Ganz anderes geschieht nun aber, wenn es um das Rating eines Staats geht: Der Test des Aktivenüberschusses wird ihm erstaunlicherweise erlassen. Dass den 135 Milliarden Schulden der Schweizerischen Eidgenossenschaft gerade mal 100 Milliarden an Aktiven gegenüberstehen, soll nach offizieller Lesart kein Grund zur Besorgnis sein. Zur Begründung heisst es, nebst diesen Aktiven gebe es ja irgendwie noch die Volkswirtschaft des ganzen Landes – so als ob alle Menschen, Haushalte und Unternehmen der Schweiz Eigentum des Staates wären. Im Ratingjargon von Moody’s liest sich das dann so: «Die Schweizer Wirtschaft ist sehr gut entwickelt und diversifiziert; dies zusammen mit dem hohen durchschnittlichen Einkommen macht die Schweizer Wirtschaft zu einer der solidesten und konkurrenzfähigsten weltweit.» Woraus dann – wie aus einer Wundertüte – die Aussage hervorgezaubert wird, die Schweizerische Eidgenossenschaft verfüge über «eine robuste Bilanz». Und all dies rechtfertigt dann das Rating AAA.
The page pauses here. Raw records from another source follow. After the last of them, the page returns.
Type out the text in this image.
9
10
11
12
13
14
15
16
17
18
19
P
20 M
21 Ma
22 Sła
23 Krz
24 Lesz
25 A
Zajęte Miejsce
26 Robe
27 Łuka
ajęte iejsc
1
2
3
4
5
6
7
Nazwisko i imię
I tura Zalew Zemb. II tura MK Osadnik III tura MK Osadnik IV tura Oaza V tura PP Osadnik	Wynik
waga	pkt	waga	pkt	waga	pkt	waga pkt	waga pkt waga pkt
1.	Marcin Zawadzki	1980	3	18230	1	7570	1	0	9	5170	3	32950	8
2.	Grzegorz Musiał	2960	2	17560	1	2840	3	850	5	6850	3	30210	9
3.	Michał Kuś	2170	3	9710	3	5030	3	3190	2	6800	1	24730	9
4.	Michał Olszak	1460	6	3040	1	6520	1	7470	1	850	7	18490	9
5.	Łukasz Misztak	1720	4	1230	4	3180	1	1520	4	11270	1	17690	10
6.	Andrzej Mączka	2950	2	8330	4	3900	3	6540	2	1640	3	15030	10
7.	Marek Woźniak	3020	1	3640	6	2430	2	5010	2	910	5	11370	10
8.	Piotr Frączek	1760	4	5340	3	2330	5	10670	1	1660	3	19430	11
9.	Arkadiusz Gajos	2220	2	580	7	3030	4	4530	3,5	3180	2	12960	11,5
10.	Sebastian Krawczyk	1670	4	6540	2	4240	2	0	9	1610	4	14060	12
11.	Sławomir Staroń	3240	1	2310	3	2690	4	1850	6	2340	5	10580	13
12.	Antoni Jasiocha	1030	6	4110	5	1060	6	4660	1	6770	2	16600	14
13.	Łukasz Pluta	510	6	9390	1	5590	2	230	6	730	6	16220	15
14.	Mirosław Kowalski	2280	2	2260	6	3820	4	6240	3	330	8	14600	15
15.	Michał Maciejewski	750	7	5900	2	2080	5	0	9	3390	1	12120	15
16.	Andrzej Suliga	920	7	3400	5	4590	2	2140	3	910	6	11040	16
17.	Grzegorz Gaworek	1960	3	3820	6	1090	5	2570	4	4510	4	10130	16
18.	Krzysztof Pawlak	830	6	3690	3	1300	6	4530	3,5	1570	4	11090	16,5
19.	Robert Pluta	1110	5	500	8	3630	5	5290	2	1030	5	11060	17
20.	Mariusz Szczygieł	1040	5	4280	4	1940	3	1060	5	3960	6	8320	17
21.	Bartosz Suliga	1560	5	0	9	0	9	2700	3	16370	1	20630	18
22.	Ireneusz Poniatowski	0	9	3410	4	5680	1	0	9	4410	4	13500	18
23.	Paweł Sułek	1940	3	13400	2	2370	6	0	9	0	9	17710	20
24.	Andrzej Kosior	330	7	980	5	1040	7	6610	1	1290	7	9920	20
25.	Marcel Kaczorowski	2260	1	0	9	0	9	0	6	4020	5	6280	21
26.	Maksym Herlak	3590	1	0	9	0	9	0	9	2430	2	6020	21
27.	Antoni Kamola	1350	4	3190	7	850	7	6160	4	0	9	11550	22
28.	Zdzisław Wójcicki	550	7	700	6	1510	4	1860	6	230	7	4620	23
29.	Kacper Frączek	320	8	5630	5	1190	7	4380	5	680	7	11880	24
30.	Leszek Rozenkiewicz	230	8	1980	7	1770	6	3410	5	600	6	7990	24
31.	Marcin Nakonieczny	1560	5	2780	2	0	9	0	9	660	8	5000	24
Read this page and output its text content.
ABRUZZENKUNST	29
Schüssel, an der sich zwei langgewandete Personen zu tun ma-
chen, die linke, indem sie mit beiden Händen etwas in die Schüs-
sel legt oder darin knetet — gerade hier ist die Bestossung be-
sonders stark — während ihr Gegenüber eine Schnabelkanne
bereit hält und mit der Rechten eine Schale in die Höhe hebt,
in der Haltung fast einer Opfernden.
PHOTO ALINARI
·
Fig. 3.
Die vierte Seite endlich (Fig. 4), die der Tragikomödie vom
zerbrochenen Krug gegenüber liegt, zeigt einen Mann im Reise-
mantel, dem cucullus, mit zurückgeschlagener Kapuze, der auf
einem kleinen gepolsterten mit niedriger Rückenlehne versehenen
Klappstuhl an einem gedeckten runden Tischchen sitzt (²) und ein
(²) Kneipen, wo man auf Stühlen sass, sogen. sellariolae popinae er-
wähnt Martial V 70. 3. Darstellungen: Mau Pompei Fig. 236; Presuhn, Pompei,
Robuste Bilanz? – Bei einer Überschuldung von 35 000 000 000 Franken bzw. einem negativen Eigenkapital von 35 Prozent erstaunlich! Und sollten noch gewisse stille Reserven auf Aktiven zum Vorschein kommen, so wohl noch viel mehr auf Passiven, wenn man etwa an das zusätzliche Schuldenpotential der Sozialwerke denkt, die in der Staatsbilanz geflissentlich ausgeblendet werden.